Re: STORY: I don't know, Timmy, being God is a big responsibility

From: Stathis Papaioannou (stathisp@gmail.com)
Date: Wed Feb 28 2007 - 05:34:19 MST


On 2/28/07, Norman Noman <overturnedchair@gmail.com> wrote:

Great story, I was just thinking along similar lines in the context of
> infinite regress, namely:
>
> If rather than pulling some kind of bootstrapping first cause or looped
> time thing, the universe is infinitely nested, it seems likely-to-inevitable
> that some of the nestings would be artificial rather than natural, and that
> given an infinite number of artificial nestings it seems again
> likely-to-inevitable that some percentage of them would not be pure,
> hermetic simulations, but would have errors or back doors or just easter
> eggs where the programmers' names scroll upwards accompanied by an upbeat
> orchestral soundtrack.
>
> Apparently infinite layers of messing around somehow adds up to a
> completely natural seeming world, assuming any of what I said is true to
> begin with, which seems unlikely but plausible.

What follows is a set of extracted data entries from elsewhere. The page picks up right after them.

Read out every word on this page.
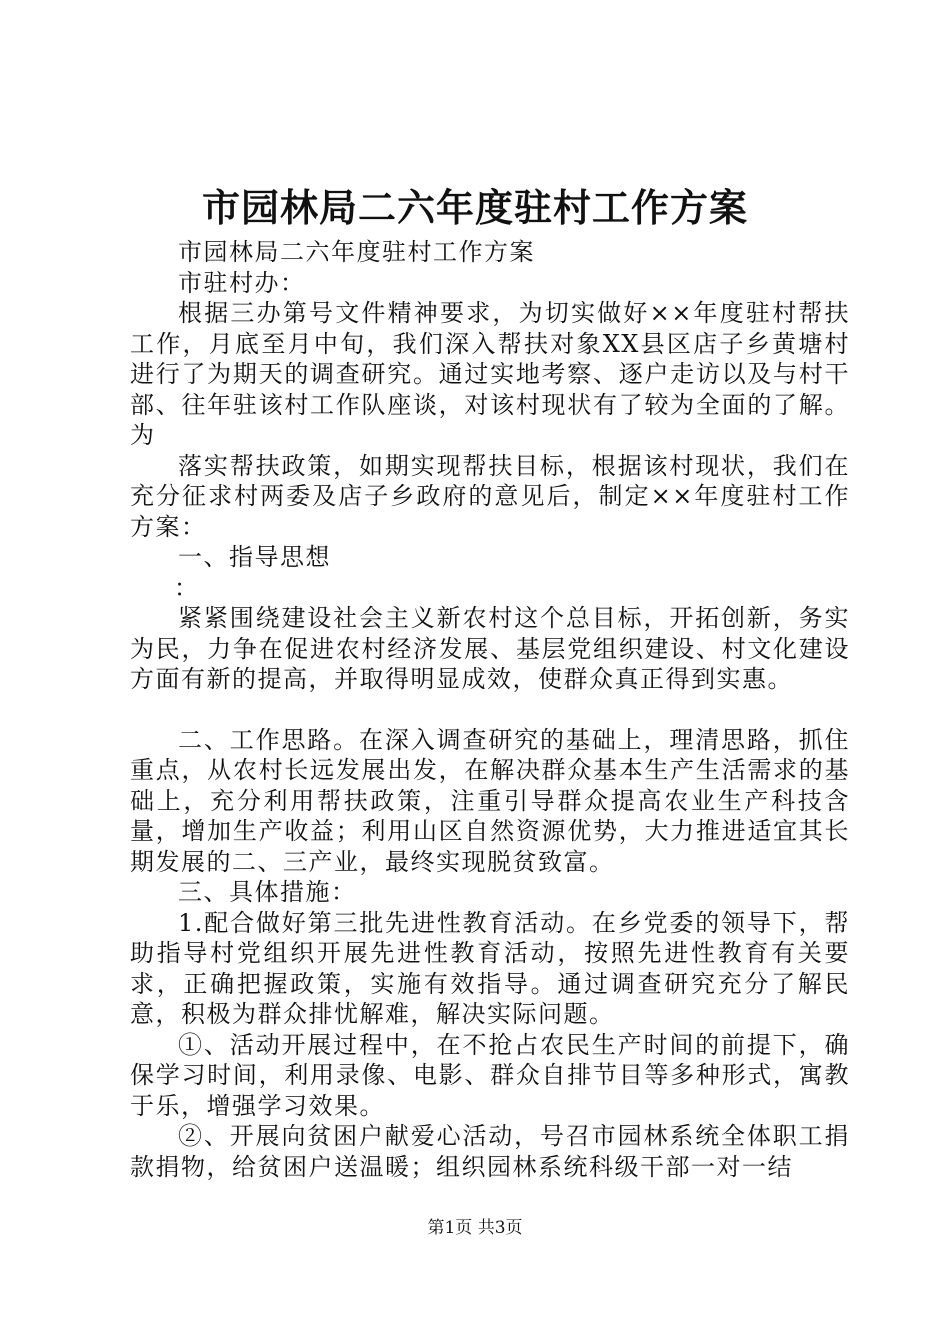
市园林局二六年度驻村工作方案

市园林局二六年度驻村工作方案

市驻村办：

根据三办第号文件精神要求，为切实做好××年度驻村帮扶工作，月底至月中旬，我们深入帮扶对象XX县区店子乡黄塘村进行了为期天的调查研究。通过实地考察、逐户走访以及与村干部、往年驻该村工作队座谈，对该村现状有了较为全面的了解。为

落实帮扶政策，如期实现帮扶目标，根据该村现状，我们在充分征求村两委及店子乡政府的意见后，制定××年度驻村工作方案：

一、指导思想

：

紧紧围绕建设社会主义新农村这个总目标，开拓创新，务实为民，力争在促进农村经济发展、基层党组织建设、村文化建设方面有新的提高，并取得明显成效，使群众真正得到实惠。

二、工作思路。在深入调查研究的基础上，理清思路，抓住重点，从农村长远发展出发，在解决群众基本生产生活需求的基础上，充分利用帮扶政策，注重引导群众提高农业生产科技含量，增加生产收益；利用山区自然资源优势，大力推进适宜其长期发展的二、三产业，最终实现脱贫致富。

三、具体措施：

1.配合做好第三批先进性教育活动。在乡党委的领导下，帮助指导村党组织开展先进性教育活动，按照先进性教育有关要求，正确把握政策，实施有效指导。通过调查研究充分了解民意，积极为群众排忧解难，解决实际问题。

①、活动开展过程中，在不抢占农民生产时间的前提下，确保学习时间，利用录像、电影、群众自排节目等多种形式，寓教于乐，增强学习效果。

②、开展向贫困户献爱心活动，号召市园林系统全体职工捐款捐物，给贫困户送温暖；组织园林系统科级干部一对一结

第1页 共3页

If an infinite computer is is possible hand-coding of individual universes
is not necessary: a simple program such as a universal dovetailer will
compute all possible worlds, including an infinitely nested set of
emulations. This means that if an infinite computer exists anywhere, almost
certainly we are being emulated on it now. The idea is related to to the
theory that all mathematical structures exist, explored by people such as
Max Tegmark, Jurgen Schmidhuber and Bruno Marchal.